Abstract

Fusion of the first metatarsophalangeal joint and realignment of the great toe in patients with painful arthritis to achieve pain-free walking. Hallux rigidus grade 3/4, hallux valgus et rigidus, claw toe deformity of the great toe, salvage after endoprosthesis or cheilectomy, avascular necrosis of the first metatarsal head arthritis of the first metatarsophalangeal joint. Infection, painful arthritis of the interphanageal joint (relative contraindication), and severe osteoporosis (relative contraindication). Dorsal approach to the first metatarsophalangeal joint. Removal of all osteophytes and circumferential capsular release. Debridement of the sesamoids. Cartilage resection (flat cuts or "cup and cone" reaming) and multiple drilling of the subchondral layer. In case of osseous defects, interposition of a corticocancellous bone graft. Trial reduction and assessment of the toe alignment. Fixation with two screws, one lag screw and dorsal plating, or dorsal plating only. Wound closure in layers. Full weight bearing in a postoperative shoe or partial weight bearing in a short cast for 4-6 weeks. If the X-ray reveals sufficient bone healing, patients are allowed to wear sneakers with a stiff sole for 3-6months. Sport activities with impact loading are limited for at least 3months. Final X-ray control after 6months. A total of 70feet with a fusion of the first metatarsophalangeal joint were followed up after 28months. Postoperative complications (7.3%): 5wound slough, 1infection, and 6painful delayed union. Modified AOFAS forefoot score (max. 85points) was 43(32-58) points preoperatively and 82(71-85) points postoperatively.
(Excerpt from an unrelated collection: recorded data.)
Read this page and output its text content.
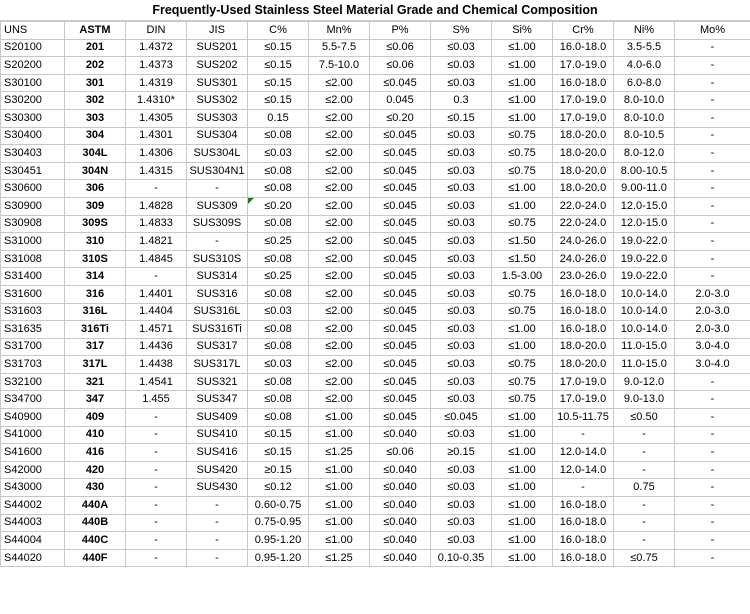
Frequently-Used Stainless Steel Material Grade and Chemical Composition
UNS	ASTM	DIN	JIS	C%	Mn%	P%	S%	Si%	Cr%	Ni%	Mo%
S20100	201	1.4372	SUS201	≤0.15	5.5-7.5	≤0.06	≤0.03	≤1.00	16.0-18.0	3.5-5.5	-
S20200	202	1.4373	SUS202	≤0.15	7.5-10.0	≤0.06	≤0.03	≤1.00	17.0-19.0	4.0-6.0	-
S30100	301	1.4319	SUS301	≤0.15	≤2.00	≤0.045	≤0.03	≤1.00	16.0-18.0	6.0-8.0	-
S30200	302	1.4310*	SUS302	≤0.15	≤2.00	0.045	0.3	≤1.00	17.0-19.0	8.0-10.0	-
S30300	303	1.4305	SUS303	0.15	≤2.00	≤0.20	≤0.15	≤1.00	17.0-19.0	8.0-10.0	-
S30400	304	1.4301	SUS304	≤0.08	≤2.00	≤0.045	≤0.03	≤0.75	18.0-20.0	8.0-10.5	-
S30403	304L	1.4306	SUS304L	≤0.03	≤2.00	≤0.045	≤0.03	≤0.75	18.0-20.0	8.0-12.0	-
S30451	304N	1.4315	SUS304N1	≤0.08	≤2.00	≤0.045	≤0.03	≤0.75	18.0-20.0	8.00-10.5	-
S30600	306	-	-	≤0.08	≤2.00	≤0.045	≤0.03	≤1.00	18.0-20.0	9.00-11.0	-
S30900	309	1.4828	SUS309	≤0.20	≤2.00	≤0.045	≤0.03	≤1.00	22.0-24.0	12.0-15.0	-
S30908	309S	1.4833	SUS309S	≤0.08	≤2.00	≤0.045	≤0.03	≤0.75	22.0-24.0	12.0-15.0	-
S31000	310	1.4821	-	≤0.25	≤2.00	≤0.045	≤0.03	≤1.50	24.0-26.0	19.0-22.0	-
S31008	310S	1.4845	SUS310S	≤0.08	≤2.00	≤0.045	≤0.03	≤1.50	24.0-26.0	19.0-22.0	-
S31400	314	-	SUS314	≤0.25	≤2.00	≤0.045	≤0.03	1.5-3.00	23.0-26.0	19.0-22.0	-
S31600	316	1.4401	SUS316	≤0.08	≤2.00	≤0.045	≤0.03	≤0.75	16.0-18.0	10.0-14.0	2.0-3.0
S31603	316L	1.4404	SUS316L	≤0.03	≤2.00	≤0.045	≤0.03	≤0.75	16.0-18.0	10.0-14.0	2.0-3.0
S31635	316Ti	1.4571	SUS316Ti	≤0.08	≤2.00	≤0.045	≤0.03	≤1.00	16.0-18.0	10.0-14.0	2.0-3.0
S31700	317	1.4436	SUS317	≤0.08	≤2.00	≤0.045	≤0.03	≤1.00	18.0-20.0	11.0-15.0	3.0-4.0
S31703	317L	1.4438	SUS317L	≤0.03	≤2.00	≤0.045	≤0.03	≤0.75	18.0-20.0	11.0-15.0	3.0-4.0
S32100	321	1.4541	SUS321	≤0.08	≤2.00	≤0.045	≤0.03	≤0.75	17.0-19.0	9.0-12.0	-
S34700	347	1.455	SUS347	≤0.08	≤2.00	≤0.045	≤0.03	≤0.75	17.0-19.0	9.0-13.0	-
S40900	409	-	SUS409	≤0.08	≤1.00	≤0.045	≤0.045	≤1.00	10.5-11.75	≤0.50	-
S41000	410	-	SUS410	≤0.15	≤1.00	≤0.040	≤0.03	≤1.00	-	-	-
S41600	416	-	SUS416	≤0.15	≤1.25	≤0.06	≥0.15	≤1.00	12.0-14.0	-	-
S42000	420	-	SUS420	≥0.15	≤1.00	≤0.040	≤0.03	≤1.00	12.0-14.0	-	-
S43000	430	-	SUS430	≤0.12	≤1.00	≤0.040	≤0.03	≤1.00	-	0.75	-
S44002	440A	-	-	0.60-0.75	≤1.00	≤0.040	≤0.03	≤1.00	16.0-18.0	-	-
S44003	440B	-	-	0.75-0.95	≤1.00	≤0.040	≤0.03	≤1.00	16.0-18.0	-	-
S44004	440C	-	-	0.95-1.20	≤1.00	≤0.040	≤0.03	≤1.00	16.0-18.0	-	-
S44020	440F	-	-	0.95-1.20	≤1.25	≤0.040	0.10-0.35	≤1.00	16.0-18.0	≤0.75	-
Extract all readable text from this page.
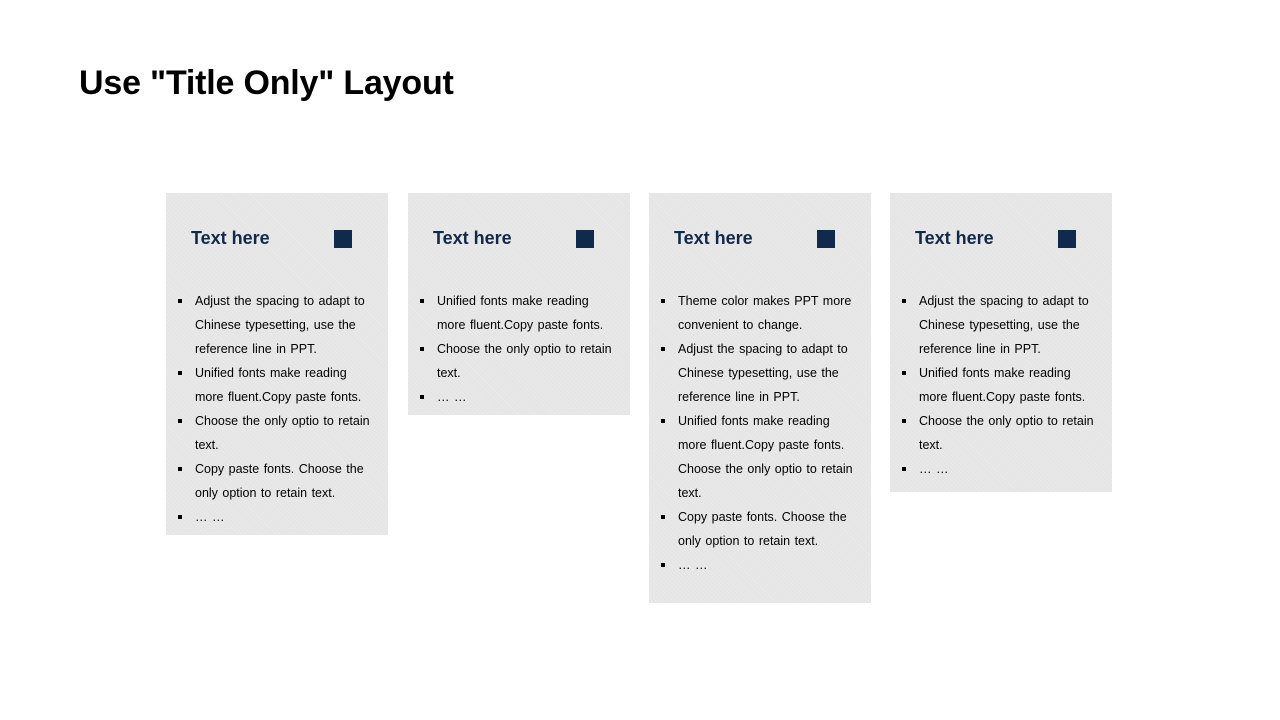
Use "Title Only" Layout
Text here
Adjust the spacing to adapt to Chinese typesetting, use the reference line in PPT.
Unified fonts make reading more fluent.Copy paste fonts.
Choose the only optio to retain text.
Copy paste fonts. Choose the only option to retain text.
… …
Text here
Unified fonts make reading more fluent.Copy paste fonts.
Choose the only optio to retain text.
… …
Text here
Theme color makes PPT more convenient to change.
Adjust the spacing to adapt to Chinese typesetting, use the reference line in PPT.
Unified fonts make reading more fluent.Copy paste fonts. Choose the only optio to retain text.
Copy paste fonts. Choose the only option to retain text.
… …
Text here
Adjust the spacing to adapt to Chinese typesetting, use the reference line in PPT.
Unified fonts make reading more fluent.Copy paste fonts.
Choose the only optio to retain text.
… …
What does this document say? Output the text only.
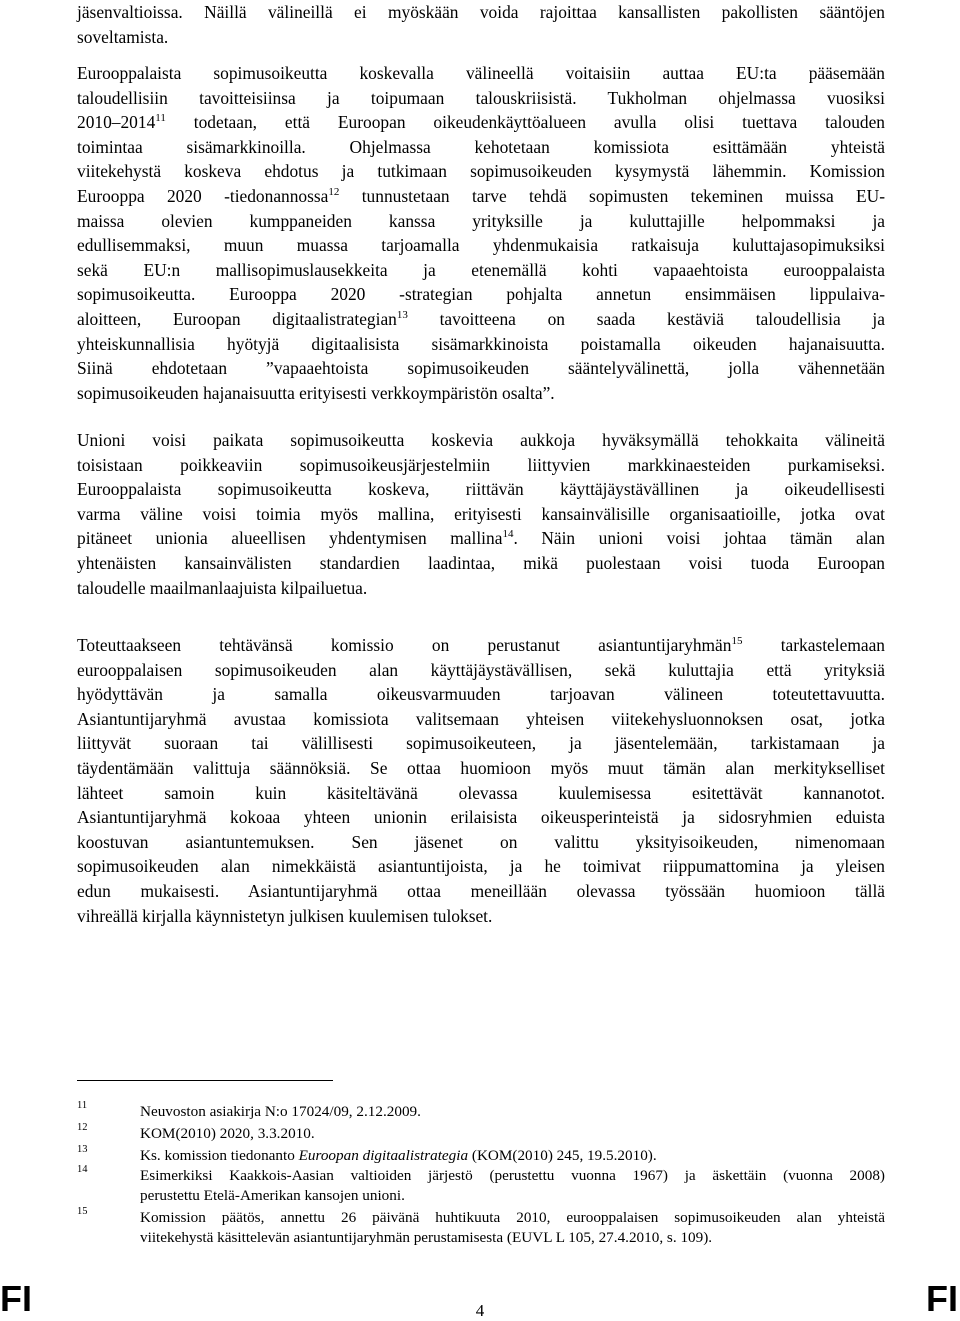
jäsenvaltioissa. Näillä välineillä ei myöskään voida rajoittaa kansallisten pakollisten sääntöjen
soveltamista.
Eurooppalaista sopimusoikeutta koskevalla välineellä voitaisiin auttaa EU:ta pääsemään
taloudellisiin tavoitteisiinsa ja toipumaan talouskriisistä. Tukholman ohjelmassa vuosiksi
2010–2014$^{11}$ todetaan, että Euroopan oikeudenkäyttöalueen avulla olisi tuettava talouden
toimintaa sisämarkkinoilla. Ohjelmassa kehotetaan komissiota esittämään yhteistä
viitekehystä koskeva ehdotus ja tutkimaan sopimusoikeuden kysymystä lähemmin. Komission
Eurooppa 2020 -tiedonannossa$^{12}$ tunnustetaan tarve tehdä sopimusten tekeminen muissa EU-
maissa olevien kumppaneiden kanssa yrityksille ja kuluttajille helpommaksi ja
edullisemmaksi, muun muassa tarjoamalla yhdenmukaisia ratkaisuja kuluttajasopimuksiksi
sekä EU:n mallisopimuslausekkeita ja etenemällä kohti vapaaehtoista eurooppalaista
sopimusoikeutta. Eurooppa 2020 -strategian pohjalta annetun ensimmäisen lippulaiva-
aloitteen, Euroopan digitaalistrategian$^{13}$ tavoitteena on saada kestäviä taloudellisia ja
yhteiskunnallisia hyötyjä digitaalisista sisämarkkinoista poistamalla oikeuden hajanaisuutta.
Siinä ehdotetaan ”vapaaehtoista sopimusoikeuden sääntelyvälinettä, jolla vähennetään
sopimusoikeuden hajanaisuutta erityisesti verkkoympäristön osalta”.
Unioni voisi paikata sopimusoikeutta koskevia aukkoja hyväksymällä tehokkaita välineitä
toisistaan poikkeaviin sopimusoikeusjärjestelmiin liittyvien markkinaesteiden purkamiseksi.
Eurooppalaista sopimusoikeutta koskeva, riittävän käyttäjäystävällinen ja oikeudellisesti
varma väline voisi toimia myös mallina, erityisesti kansainvälisille organisaatioille, jotka ovat
pitäneet unionia alueellisen yhdentymisen mallina$^{14}$. Näin unioni voisi johtaa tämän alan
yhtenäisten kansainvälisten standardien laadintaa, mikä puolestaan voisi tuoda Euroopan
taloudelle maailmanlaajuista kilpailuetua.
Toteuttaakseen tehtävänsä komissio on perustanut asiantuntijaryhmän$^{15}$ tarkastelemaan
eurooppalaisen sopimusoikeuden alan käyttäjäystävällisen, sekä kuluttajia että yrityksiä
hyödyttävän ja samalla oikeusvarmuuden tarjoavan välineen toteutettavuutta.
Asiantuntijaryhmä avustaa komissiota valitsemaan yhteisen viitekehysluonnoksen osat, jotka
liittyvät suoraan tai välillisesti sopimusoikeuteen, ja jäsentelemään, tarkistamaan ja
täydentämään valittuja säännöksiä. Se ottaa huomioon myös muut tämän alan merkitykselliset
lähteet samoin kuin käsiteltävänä olevassa kuulemisessa esitettävät kannanotot.
Asiantuntijaryhmä kokoaa yhteen unionin erilaisista oikeusperinteistä ja sidosryhmien eduista
koostuvan asiantuntemuksen. Sen jäsenet on valittu yksityisoikeuden, nimenomaan
sopimusoikeuden alan nimekkäistä asiantuntijoista, ja he toimivat riippumattomina ja yleisen
edun mukaisesti. Asiantuntijaryhmä ottaa meneillään olevassa työssään huomioon tällä
vihreällä kirjalla käynnistetyn julkisen kuulemisen tulokset.
11	Neuvoston asiakirja N:o 17024/09, 2.12.2009.
12	KOM(2010) 2020, 3.3.2010.
13	Ks. komission tiedonanto Euroopan digitaalistrategia (KOM(2010) 245, 19.5.2010).
14	Esimerkiksi Kaakkois-Aasian valtioiden järjestö (perustettu vuonna 1967) ja äskettäin (vuonna 2008)
perustettu Etelä-Amerikan kansojen unioni.
15	Komission päätös, annettu 26 päivänä huhtikuuta 2010, eurooppalaisen sopimusoikeuden alan yhteistä
viitekehystä käsittelevän asiantuntijaryhmän perustamisesta (EUVL L 105, 27.4.2010, s. 109).
FI	4	FI
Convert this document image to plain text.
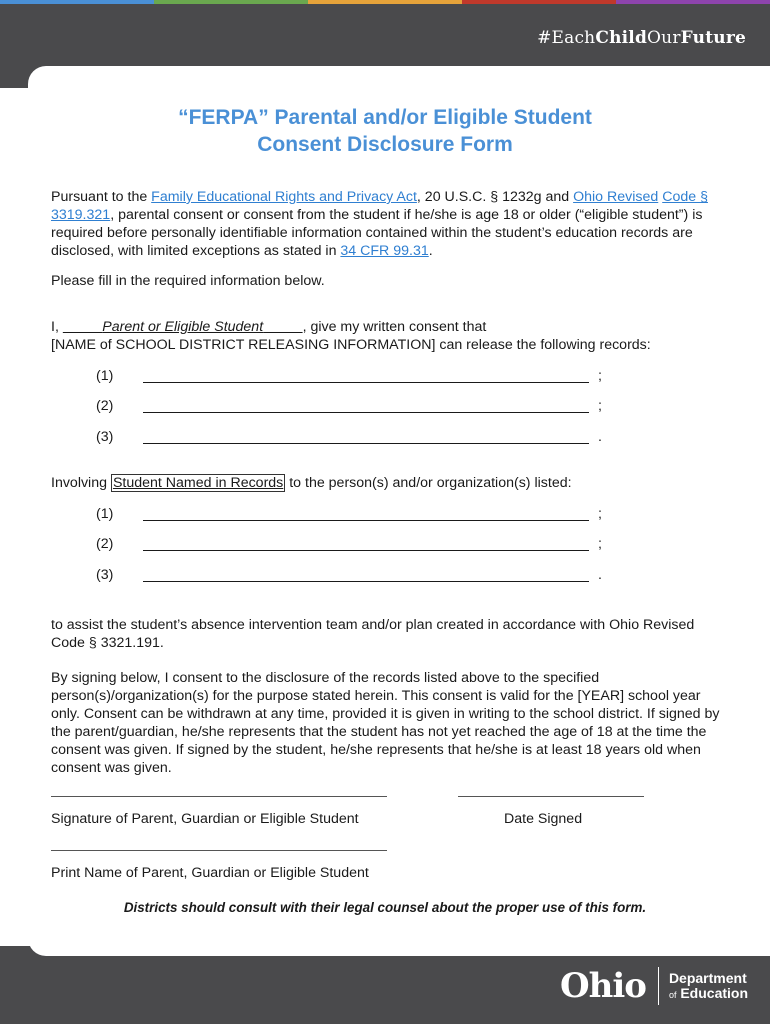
#EachChildOurFuture
“FERPA” Parental and/or Eligible Student
Consent Disclosure Form
Pursuant to the Family Educational Rights and Privacy Act, 20 U.S.C. § 1232g and Ohio Revised Code § 3319.321, parental consent or consent from the student if he/she is age 18 or older (“eligible student”) is required before personally identifiable information contained within the student’s education records are disclosed, with limited exceptions as stated in 34 CFR 99.31.
Please fill in the required information below.
I,	Parent or Eligible Student	, give my written consent that
[NAME of SCHOOL DISTRICT RELEASING INFORMATION] can release the following records:
(1)	;
(2)	;
(3)	.
Involving Student Named in Records to the person(s) and/or organization(s) listed:
(1)	;
(2)	;
(3)	.
to assist the student’s absence intervention team and/or plan created in accordance with Ohio Revised Code § 3321.191.
By signing below, I consent to the disclosure of the records listed above to the specified person(s)/organization(s) for the purpose stated herein. This consent is valid for the [YEAR] school year only. Consent can be withdrawn at any time, provided it is given in writing to the school district. If signed by the parent/guardian, he/she represents that the student has not yet reached the age of 18 at the time the consent was given. If signed by the student, he/she represents that he/she is at least 18 years old when consent was given.
Signature of Parent, Guardian or Eligible Student	Date Signed
Print Name of Parent, Guardian or Eligible Student
Districts should consult with their legal counsel about the proper use of this form.
Ohio Department
of Education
Great toe alignment was perfect in 57feet. Nine toes showed a valgus (> 20°) and 4toes a varus malalignment. Fifty-four attained full ground contact. Eight patients reached the ground by flexion of the interphalangeal joint and 8patients presented with dorsiflexion of the great toe. X-ray showed consolidation of the arthrodesis in 64 feet (91.4%), while 8 feet (4with interposition of a bone graft) revealed signs of incomplete healing. These patients were advised to have an annual clinical and radiological reassessment performed.